Incendio di un’auto a Fiscaglia, coinvolta un’auto dell’ex sindaco Orlandi.
Fiscaglia. Una notte di inquietudine ha colpito il comune di Fiscaglia, dove tra il 29 e il 30 aprile, poco dopo la mezzanotte, due automobili sono state avvolte dalle fiamme a una distanza di circa quattro chilometri e nell’arco di mezz’ora nelle località di Massa Fiscaglia e Migliaro. Una delle vetture interessate appartiene a Francesco Orlandi, ex sindaco di Migliaro, attivista della Cgil e membro dell’Anpi.
Proprio a Migliaro, le fiamme hanno completamente distrutto l’auto dell’ex sindaco: prima dell’incendio, secondo quanto riportato, sarebbero stati danneggiati i cavi della telecamera esterna della sua abitazione, un elemento che fa ritenere l’episodio quasi certamente di origine dolosa, sebbene si attenda la relazione ufficiale dei vigili del fuoco.
Situazione differente a Massa Fiscaglia, dove l’incendio che ha coinvolto un’altra automobile in sosta sarebbe stato provocato da un guasto accidentale.
In parallelo, i carabinieri stanno esaminando anche la posizione della seconda vettura, appartenente a un operatore socio-sanitario attivo in una casa di riposo, che non risiede però nel luogo in cui l’auto si trovava al momento dell’incendio. Da quanto si apprende, la donna non avrebbe alcun legame politico o sindacale a livello locale.

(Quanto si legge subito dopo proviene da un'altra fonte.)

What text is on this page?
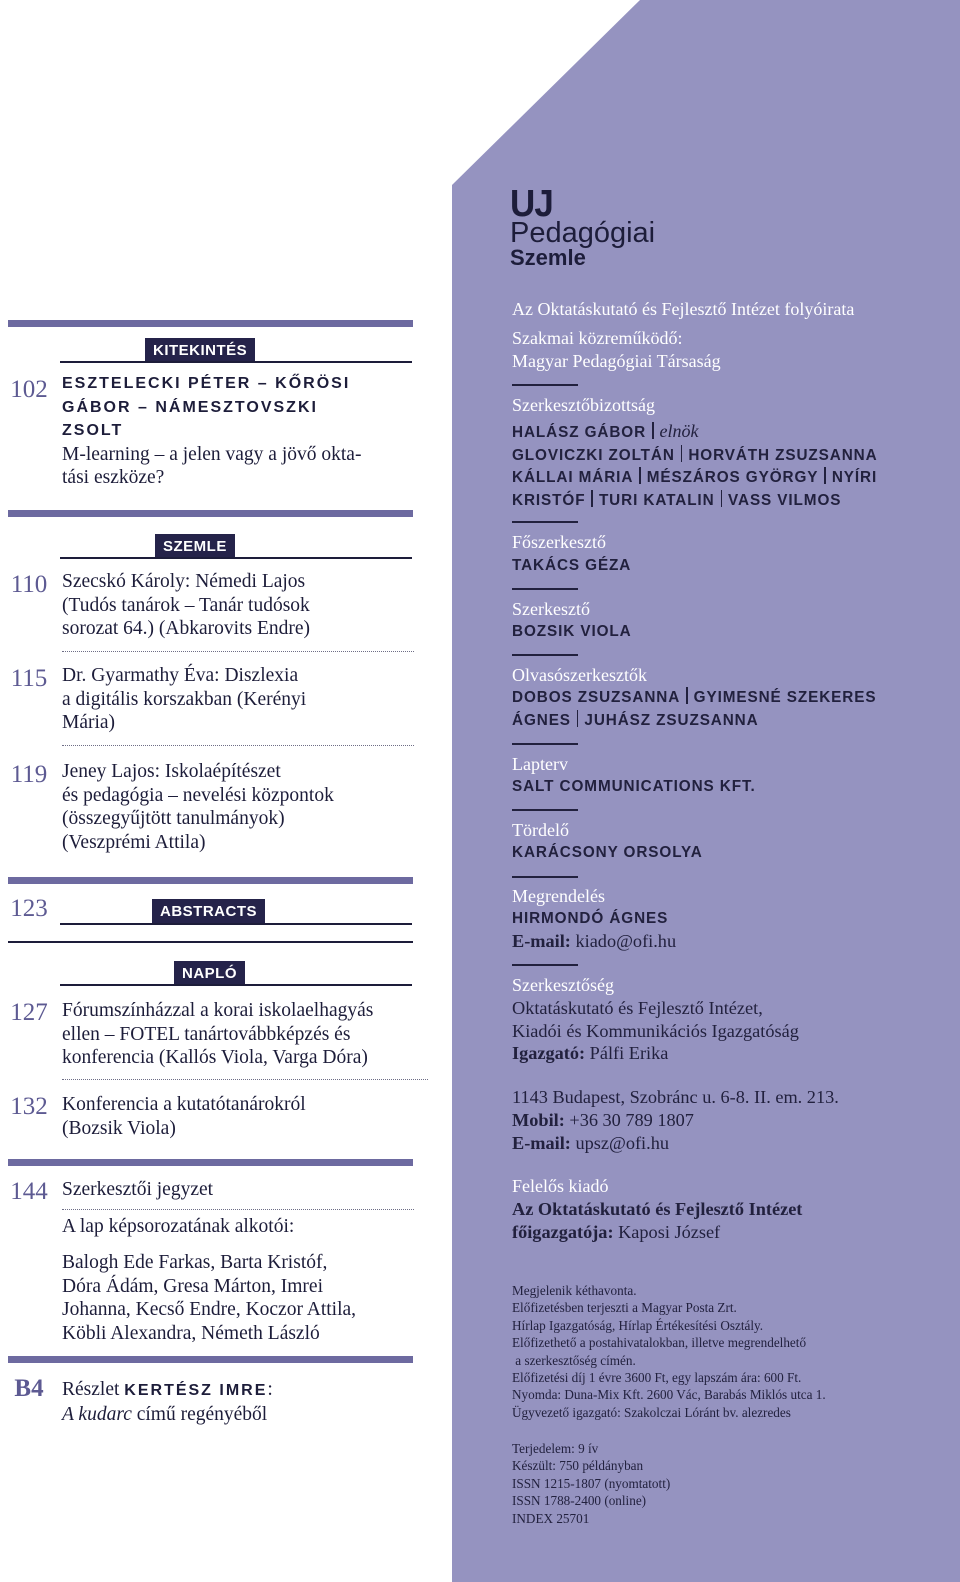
KITEKINTÉS
102 ESZTELECKI PÉTER – KŐRÖSI
GÁBOR – NÁMESZTOVSZKI
ZSOLT
M-learning – a jelen vagy a jövő okta-
tási eszköze?
SZEMLE
110 Szecskó Károly: Némedi Lajos
(Tudós tanárok – Tanár tudósok
sorozat 64.) (Abkarovits Endre)
115 Dr. Gyarmathy Éva: Diszlexia
a digitális korszakban (Kerényi
Mária)
119 Jeney Lajos: Iskolaépítészet
és pedagógia – nevelési központok
(összegyűjtött tanulmányok)
(Veszprémi Attila)
123	ABSTRACTS
NAPLÓ
127 Fórumszínházzal a korai iskolaelhagyás
ellen – FOTEL tanártovábbképzés és
konferencia (Kallós Viola, Varga Dóra)
132 Konferencia a kutatótanárokról
(Bozsik Viola)
144 Szerkesztői jegyzet
A lap képsorozatának alkotói:
Balogh Ede Farkas, Barta Kristóf,
Dóra Ádám, Gresa Márton, Imrei
Johanna, Kecső Endre, Koczor Attila,
Köbli Alexandra, Németh László
B4 Részlet KERTÉSZ IMRE:
A kudarc című regényéből
UJ
Pedagógiai
Szemle
Az Oktatáskutató és Fejlesztő Intézet folyóirata
Szakmai közreműködő:
Magyar Pedagógiai Társaság
Szerkesztőbizottság
HALÁSZ GÁBOR elnök
GLOVICZKI ZOLTÁN HORVÁTH ZSUZSANNA
KÁLLAI MÁRIA MÉSZÁROS GYÖRGY NYÍRI
KRISTÓF TURI KATALIN VASS VILMOS
Főszerkesztő
TAKÁCS GÉZA
Szerkesztő
BOZSIK VIOLA
Olvasószerkesztők
DOBOS ZSUZSANNA GYIMESNÉ SZEKERES
ÁGNES JUHÁSZ ZSUZSANNA
Lapterv
SALT COMMUNICATIONS KFT.
Tördelő
KARÁCSONY ORSOLYA
Megrendelés
HIRMONDÓ ÁGNES
E-mail: kiado@ofi.hu
Szerkesztőség
Oktatáskutató és Fejlesztő Intézet,
Kiadói és Kommunikációs Igazgatóság
Igazgató: Pálfi Erika
1143 Budapest, Szobránc u. 6-8. II. em. 213.
Mobil: +36 30 789 1807
E-mail: upsz@ofi.hu
Felelős kiadó
Az Oktatáskutató és Fejlesztő Intézet
főigazgatója: Kaposi József
Megjelenik kéthavonta.
Előfizetésben terjeszti a Magyar Posta Zrt.
Hírlap Igazgatóság, Hírlap Értékesítési Osztály.
Előfizethető a postahivatalokban, illetve megrendelhető
a szerkesztőség címén.
Előfizetési díj 1 évre 3600 Ft, egy lapszám ára: 600 Ft.
Nyomda: Duna-Mix Kft. 2600 Vác, Barabás Miklós utca 1.
Ügyvezető igazgató: Szakolczai Lóránt bv. alezredes
Terjedelem: 9 ív
Készült: 750 példányban
ISSN 1215-1807 (nyomtatott)
ISSN 1788-2400 (online)
INDEX 25701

Attualmente, l’attività investigativa dei militari dell’Arma si concentra sull’analisi delle immagini delle telecamere di sorveglianza della zona per ricostruire con precisione i movimenti e identificare eventuali responsabili. Al momento, si esclude un movente politico, in attesa dei vigili del fuoco impegnati a effettuare gli ultimi rilievi.
Rimane comunque aperto il ventaglio delle ipotesi: tutte le possibili motivazioni sono al vaglio degli investigatori, che non escludono alcuna pista fino a quando non emergeranno elementi più chiari.
Sull’accaduto è intervenuta la sezione Anpi Ostellato-Fiscaglia, che in una nota sui social definisce il fatto un “grave episodio” e lo collega a un possibile clima di “odio politico”, esprimendo solidarietà a Orlandi. Una lettura che, al momento, non trova riscontro negli accertamenti dei carabinieri, che invitano alla cautela.
Il sindacato di piazza Verdi manifesta solidarietà: “Come Spi Cgil e Cgil Ferrara esprimiamo tutta la nostra vicinanza e supporto al nostro iscritto e alla sua famiglia per questo deplorevole episodio, che ci preoccupa proprio perché frutto di un gesto compiuto volontariamente. Confidiamo nelle Istituzioni e negli organi competenti che condurranno le indagini e rimaniamo in attesa degli esiti necessari per comprendere le dinamiche e le motivazioni del fatto avvenuto. Fino ad allora chiediamo alle forze dell’ordine e alle istituzioni di mantenere alta l’attenzione su questo episodio inaccettabile e da condannare”.
Anche il sindaco Fabio Tosi ha commentato l’accaduto, invitando alla prudenza: “In questa fase è fondamentale evitare conclusioni affrettate e lasciare che siano gli accertamenti in corso a chiarire l’origine degli eventi”. L’amministrazione comunale ha espresso vicinanza ai cittadini coinvolti e ha invitato chiunque abbia informazioni utili a comunicarle alle forze dell’ordine.